The Elie Wiesel National Institute for the Study of the Holocaust in Romania

Natalia Sineaeva-Pankowska studied Media at Moldova State University and Sociology at the Center for Social Studies and Graduate School for Social Research in Warsaw, Poland. She is a PhD candidate in Sociology.

Her PhD dissertation deals with the Holocaust distortion and trivialisation and its interconnectedness with national identity building processes in Moldova. The methodological approach used in the study is mostly the Critical Discourse Analysis (CDA), applied to the primary sources: public and academic discourses, politicians’ speeches, news reports and newspaper fora, high school history textbooks and museum exhibitions.

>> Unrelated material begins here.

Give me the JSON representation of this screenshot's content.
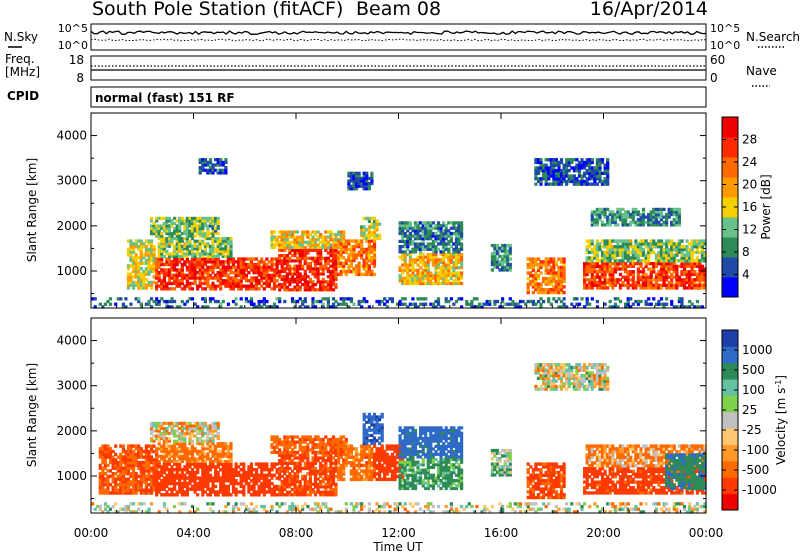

Her study attempts to assess several interacting, sometimes competing versions of identity (three main ideal types: Pan-Romanian, pan-Soviet/Slavic and Moldovenist). She analyzes how they influence social life and politics in the context of nation building and memory.

In the framework of her EHRI fellowship, among others, she is going to develop the part of her dissertation which assesses in-depth the impact of the Romanian deniers on Moldovan ones as well as to study their connections with international deniers and to see which international denial arguments are being used by homegrown negationists and to what extent. She is going to work with the documents and materials available at the Elie Wiesel Institute (and to use library and other related institutions' resources recommended by the Institute staff) as well as to use the possibilities to receive advice and academic support from the Institute's staff.

Natalia has worked at the Education Department of the POLIN Museum of the History of Polish Jews and Warsaw-based 'NEVER AGAIN' Association, which deals with the commemoration of the Holocaust and other genocides as well as contemporary issues of diversity and tolerance. She has also cooperated as a monitor and a researcher with the Kantor Center for Study of Contemporary European Jewry of Tel-Aviv University. She has written widely for numerous academic and non-academic publications including "The Holocaust. Studies and Materials" of the Polish Center for Holocaust Research, “Midrasz”, "Słowo Żydowskie/Dos Jidisze Wort" (Warsaw), "Kyiv Post" (Kiev) and "Evrejskaya Gazeta" (Berlin).